Most of the mocking API don't work with PermittedSubtypes, either because they try to do sneak a new subtypes using a classloader or for those that are using an agent because they try to change the bytecode at runtime and changing the attribute PermittedSubtypes at runtime is not allowed by JVMTI. 


> De: "Brian Goetz" <brian.goetz at>
> À: "John Rose" <john.r.rose at>
> Cc: "Remi Forax" <forax at>, "amber-spec-experts"
> <amber-spec-experts at>
> Envoyé: Vendredi 3 Avril 2020 22:36:32
> Objet: Re: Semantics of an empty PermittedSubtypes attribute for the VM

> I'm mostly thinking of interfaces that will only be implemented by hidden
> classes.

> On 4/3/2020 4:17 PM, John Rose wrote:

>> On Apr 3, 2020, at 6:39 AM, Brian Goetz < [ mailto:brian.goetz at |
>> brian.goetz at ] > wrote:

>>>> You might think I’m arguing here for allowing S to be
>>>> an empty set, and I might in similar cases, but there are two
>>>> other reasons to outlaw the edge case, rather than ask
>>>> the spec. to account for it (either by extending the general
>>>> rule, or adding a special rule). First, if C wants to permit
>>>> exactly zero subclasses, there’s already a notation for that.

>>> … unless C is an interface.

>> Yes, sure. If there’s a use case for a never-implemented interface
>> (I can think of a few) then we could either (a) allow interfaces to
>> be marked final, or (b) allow empty permit lists, at the cost of
>> the earlier objections (hey, it’s kinda confusing + two ways to
>> say the same thing for non-interfaces).

>> The most straightforward way to get the effect of a never-implemented
>> interface is to give it a permits list which references no implemented types.

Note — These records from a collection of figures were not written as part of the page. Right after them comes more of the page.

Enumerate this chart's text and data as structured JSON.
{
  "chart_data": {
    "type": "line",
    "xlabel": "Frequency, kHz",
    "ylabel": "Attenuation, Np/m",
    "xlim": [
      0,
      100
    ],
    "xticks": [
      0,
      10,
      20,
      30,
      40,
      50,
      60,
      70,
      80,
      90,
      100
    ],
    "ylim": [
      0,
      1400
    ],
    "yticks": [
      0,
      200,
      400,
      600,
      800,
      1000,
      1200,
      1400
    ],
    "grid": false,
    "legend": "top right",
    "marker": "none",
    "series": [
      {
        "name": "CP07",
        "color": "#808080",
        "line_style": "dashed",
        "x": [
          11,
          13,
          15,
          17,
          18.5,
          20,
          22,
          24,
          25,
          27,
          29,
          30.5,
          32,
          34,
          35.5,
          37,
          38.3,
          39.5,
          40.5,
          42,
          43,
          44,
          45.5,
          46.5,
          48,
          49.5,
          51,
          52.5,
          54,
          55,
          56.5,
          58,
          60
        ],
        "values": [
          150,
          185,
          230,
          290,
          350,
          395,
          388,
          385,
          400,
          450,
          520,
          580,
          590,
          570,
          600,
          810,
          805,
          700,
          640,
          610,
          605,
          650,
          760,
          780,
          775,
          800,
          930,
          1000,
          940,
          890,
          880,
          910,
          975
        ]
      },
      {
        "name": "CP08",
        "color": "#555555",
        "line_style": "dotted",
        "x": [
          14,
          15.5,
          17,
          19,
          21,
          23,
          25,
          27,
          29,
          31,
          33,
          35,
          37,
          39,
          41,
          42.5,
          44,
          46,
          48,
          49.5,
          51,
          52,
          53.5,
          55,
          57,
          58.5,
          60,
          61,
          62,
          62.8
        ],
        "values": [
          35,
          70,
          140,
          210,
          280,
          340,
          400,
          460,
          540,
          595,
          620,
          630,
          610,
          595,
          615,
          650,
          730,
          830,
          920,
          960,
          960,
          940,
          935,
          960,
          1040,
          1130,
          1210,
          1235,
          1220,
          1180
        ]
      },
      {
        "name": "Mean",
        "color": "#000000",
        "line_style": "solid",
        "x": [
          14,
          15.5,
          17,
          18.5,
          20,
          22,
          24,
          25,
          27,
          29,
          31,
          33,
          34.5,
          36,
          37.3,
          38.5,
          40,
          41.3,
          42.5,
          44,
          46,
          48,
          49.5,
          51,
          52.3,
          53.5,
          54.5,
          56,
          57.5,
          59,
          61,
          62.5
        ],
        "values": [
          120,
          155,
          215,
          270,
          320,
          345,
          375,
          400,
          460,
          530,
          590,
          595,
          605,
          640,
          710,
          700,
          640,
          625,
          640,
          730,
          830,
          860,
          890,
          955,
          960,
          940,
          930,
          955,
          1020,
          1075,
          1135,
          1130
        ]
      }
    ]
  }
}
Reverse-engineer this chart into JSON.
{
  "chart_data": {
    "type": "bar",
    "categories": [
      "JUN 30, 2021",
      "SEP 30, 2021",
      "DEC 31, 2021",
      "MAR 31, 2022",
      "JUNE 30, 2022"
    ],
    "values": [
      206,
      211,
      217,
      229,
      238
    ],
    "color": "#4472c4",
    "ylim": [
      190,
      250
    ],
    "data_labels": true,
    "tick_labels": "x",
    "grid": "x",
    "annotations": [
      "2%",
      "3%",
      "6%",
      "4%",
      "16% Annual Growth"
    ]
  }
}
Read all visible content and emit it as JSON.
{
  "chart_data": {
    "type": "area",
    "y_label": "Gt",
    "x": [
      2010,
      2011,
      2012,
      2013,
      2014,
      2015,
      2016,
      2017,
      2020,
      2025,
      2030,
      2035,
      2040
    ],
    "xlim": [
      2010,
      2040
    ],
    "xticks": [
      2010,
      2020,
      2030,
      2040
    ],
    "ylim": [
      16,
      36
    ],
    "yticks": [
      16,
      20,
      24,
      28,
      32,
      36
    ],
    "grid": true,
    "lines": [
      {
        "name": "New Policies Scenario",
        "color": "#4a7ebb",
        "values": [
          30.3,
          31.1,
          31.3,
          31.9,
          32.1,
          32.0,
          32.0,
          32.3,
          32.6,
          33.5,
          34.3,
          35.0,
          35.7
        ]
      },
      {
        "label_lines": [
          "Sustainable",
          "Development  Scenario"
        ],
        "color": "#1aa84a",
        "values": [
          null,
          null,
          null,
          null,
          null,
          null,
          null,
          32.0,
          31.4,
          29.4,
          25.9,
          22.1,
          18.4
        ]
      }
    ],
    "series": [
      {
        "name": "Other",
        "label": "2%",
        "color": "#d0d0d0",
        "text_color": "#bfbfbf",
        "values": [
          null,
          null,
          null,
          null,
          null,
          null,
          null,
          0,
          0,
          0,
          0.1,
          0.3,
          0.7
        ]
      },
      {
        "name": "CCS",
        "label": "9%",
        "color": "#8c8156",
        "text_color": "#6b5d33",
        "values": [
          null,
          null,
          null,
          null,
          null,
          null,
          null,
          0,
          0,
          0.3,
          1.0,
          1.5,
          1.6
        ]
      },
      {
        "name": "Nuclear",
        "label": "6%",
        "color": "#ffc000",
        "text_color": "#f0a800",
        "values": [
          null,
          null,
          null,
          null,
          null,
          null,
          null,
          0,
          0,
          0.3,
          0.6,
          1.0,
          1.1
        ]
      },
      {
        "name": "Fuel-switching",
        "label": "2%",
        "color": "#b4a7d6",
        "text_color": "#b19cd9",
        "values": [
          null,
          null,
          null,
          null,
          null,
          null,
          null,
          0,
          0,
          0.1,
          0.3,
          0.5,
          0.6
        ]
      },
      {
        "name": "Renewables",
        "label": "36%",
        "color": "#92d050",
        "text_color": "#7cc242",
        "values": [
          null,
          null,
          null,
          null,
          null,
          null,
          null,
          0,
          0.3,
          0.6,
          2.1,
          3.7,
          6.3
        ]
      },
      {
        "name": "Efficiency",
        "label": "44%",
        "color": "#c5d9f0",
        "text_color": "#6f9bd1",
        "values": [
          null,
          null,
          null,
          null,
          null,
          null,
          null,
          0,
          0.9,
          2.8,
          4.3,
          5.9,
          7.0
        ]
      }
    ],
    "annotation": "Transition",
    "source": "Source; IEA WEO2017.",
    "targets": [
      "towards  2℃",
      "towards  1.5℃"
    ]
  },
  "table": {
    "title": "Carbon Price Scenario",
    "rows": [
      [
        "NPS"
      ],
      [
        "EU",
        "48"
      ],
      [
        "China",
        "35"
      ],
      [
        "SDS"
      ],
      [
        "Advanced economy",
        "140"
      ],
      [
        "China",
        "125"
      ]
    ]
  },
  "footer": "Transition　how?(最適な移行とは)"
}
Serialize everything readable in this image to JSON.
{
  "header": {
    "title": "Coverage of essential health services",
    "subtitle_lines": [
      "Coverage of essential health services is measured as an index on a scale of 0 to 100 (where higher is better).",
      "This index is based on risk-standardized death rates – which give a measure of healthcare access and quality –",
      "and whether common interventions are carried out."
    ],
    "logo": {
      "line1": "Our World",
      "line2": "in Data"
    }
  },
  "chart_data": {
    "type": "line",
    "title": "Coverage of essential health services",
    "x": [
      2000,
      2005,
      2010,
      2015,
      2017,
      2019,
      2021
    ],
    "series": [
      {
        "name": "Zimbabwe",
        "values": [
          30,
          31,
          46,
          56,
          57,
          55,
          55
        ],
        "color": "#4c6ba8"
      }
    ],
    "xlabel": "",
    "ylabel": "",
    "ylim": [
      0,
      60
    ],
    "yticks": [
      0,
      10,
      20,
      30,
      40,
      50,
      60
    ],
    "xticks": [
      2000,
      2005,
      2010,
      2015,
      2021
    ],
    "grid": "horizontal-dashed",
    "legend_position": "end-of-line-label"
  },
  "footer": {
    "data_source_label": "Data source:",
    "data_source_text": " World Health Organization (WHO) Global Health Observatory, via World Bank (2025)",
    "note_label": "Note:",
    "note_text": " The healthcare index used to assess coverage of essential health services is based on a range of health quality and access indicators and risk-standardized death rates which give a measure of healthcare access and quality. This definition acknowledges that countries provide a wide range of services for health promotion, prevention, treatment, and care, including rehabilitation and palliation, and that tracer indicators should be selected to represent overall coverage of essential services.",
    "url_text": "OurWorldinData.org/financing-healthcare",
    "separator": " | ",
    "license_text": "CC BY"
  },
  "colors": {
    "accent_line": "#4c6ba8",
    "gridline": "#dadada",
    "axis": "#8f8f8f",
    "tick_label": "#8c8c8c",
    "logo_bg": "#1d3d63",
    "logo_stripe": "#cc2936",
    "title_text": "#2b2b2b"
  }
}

>> The most straightforward way to do *that* is make the permits list
>> empty. But there are other ways to get that effect. Make the permits
>> list be a singleton reference to a private class that is either non-existent
>> (never loaded because no classfile) or that is abstract and (somehow)
>> permits no subtypes. In either case the JVM can be asked to observe
>> that no instances are possible.

>> Which tactic is best here? I suppose that depends on the use cases.
>> If we are supposing users will want to use non-implemented
>> interfaces as some sort of design pattern, then “final” interfaces, or
>> empty permits lists, are in the cards. But if it’s some kind of one-off
>> thing (like an interface version of jl.Void) then the notation can be
>> ugly, since it can be done once with adequate explanatory comments.